Aunque Hiparco no fuese el tirano, su muerte provocó que Hipias se volviera más receloso y endureciera su gobierno, algo comprensible.
Mientras tanto, los Alcmeónidas, que habían sido desterrados por Pisístrato, conspiraban en el exterior dirigidos por el actual jefe de su clan, Clístenes, hijo de Megacles.8 Para ello Clístenes utilizó el lobby de opinión más poderoso de su tiempo: el oráculo de Delfos. Tiempo atrás, en el año 548, el templo de Apolo se había incendiado. Un accidente habitual en un lugar donde ardían tantos fuegos -pebeteros, antorchas, sacrificios-, máxime si tenemos en cuenta que los primitivos templos tenían más madera que piedra. Clístenes y los Alcmeónidas patrocinaron la reconstrucción del templo. Seguramente no se encargaron de la obra, que ya debía de estar en marcha desde hacía tiempo, ni fueron los únicos promotores. Pero se había estipulado que los revestimientos iban a ser de toba, una piedra porosa, y ellos la sustituyeron por mármol de Paros, de más calidad y mucho más elegante, pero también más caro. Indudablemente, el dios Apolo se sintió muy satisfecho con la mejora en los materiales.
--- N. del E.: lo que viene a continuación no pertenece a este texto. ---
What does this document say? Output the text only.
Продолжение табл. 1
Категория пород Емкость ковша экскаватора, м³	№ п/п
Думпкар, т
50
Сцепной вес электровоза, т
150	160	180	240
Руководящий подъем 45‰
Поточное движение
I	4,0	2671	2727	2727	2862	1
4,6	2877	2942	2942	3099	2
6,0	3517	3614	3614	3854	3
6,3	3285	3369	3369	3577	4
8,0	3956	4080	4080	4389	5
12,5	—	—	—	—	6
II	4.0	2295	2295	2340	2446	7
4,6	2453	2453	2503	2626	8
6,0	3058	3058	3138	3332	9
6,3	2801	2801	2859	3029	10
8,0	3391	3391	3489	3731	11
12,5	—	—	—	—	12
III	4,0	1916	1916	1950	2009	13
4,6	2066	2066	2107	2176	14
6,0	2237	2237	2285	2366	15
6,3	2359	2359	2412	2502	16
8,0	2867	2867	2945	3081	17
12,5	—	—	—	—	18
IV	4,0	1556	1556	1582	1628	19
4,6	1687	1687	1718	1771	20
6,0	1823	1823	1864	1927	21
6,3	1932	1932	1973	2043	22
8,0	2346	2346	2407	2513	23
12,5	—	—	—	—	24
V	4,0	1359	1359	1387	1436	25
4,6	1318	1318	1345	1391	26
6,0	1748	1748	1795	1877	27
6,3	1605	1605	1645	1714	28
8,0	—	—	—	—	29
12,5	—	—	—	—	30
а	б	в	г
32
Gracias a la influencia así obtenida por de Clístenes, cada vez que un espartano aparecía por Delfos pidiendo un oráculo para su ciudad, lo primero que les decía la Pitia era que debían liberar a los atenienses de la tiranía. Según Heródoto, la sacerdotisa lo hacía porque la habían sobornado; pero, si los Alcmeónidas habían empleado parte de su fortuna en la reconstrucción del templo, no creo que sea necesario buscar más soborno que éste.
¿Qué interés podían tener los espartanos en «liberar» Atenas? En el capítulo anterior ya vimos que su constitución no era un modelo de democracia. Sin embargo, tampoco les gustaban las tiranías, pues éstas favorecían a las clases medias, que en Esparta prácticamente no existían. Su régimen favorito era la oligarquía aristocrática, y era el que preferían instalar en todas las ciudades. Lo que deseaban los espartanos era congelar la situación de las demás polis griegas tal como estaban al principio de la Época Arcaica y acabar de una vez por todas con aquella peligrosa enfermedad de las tiranías.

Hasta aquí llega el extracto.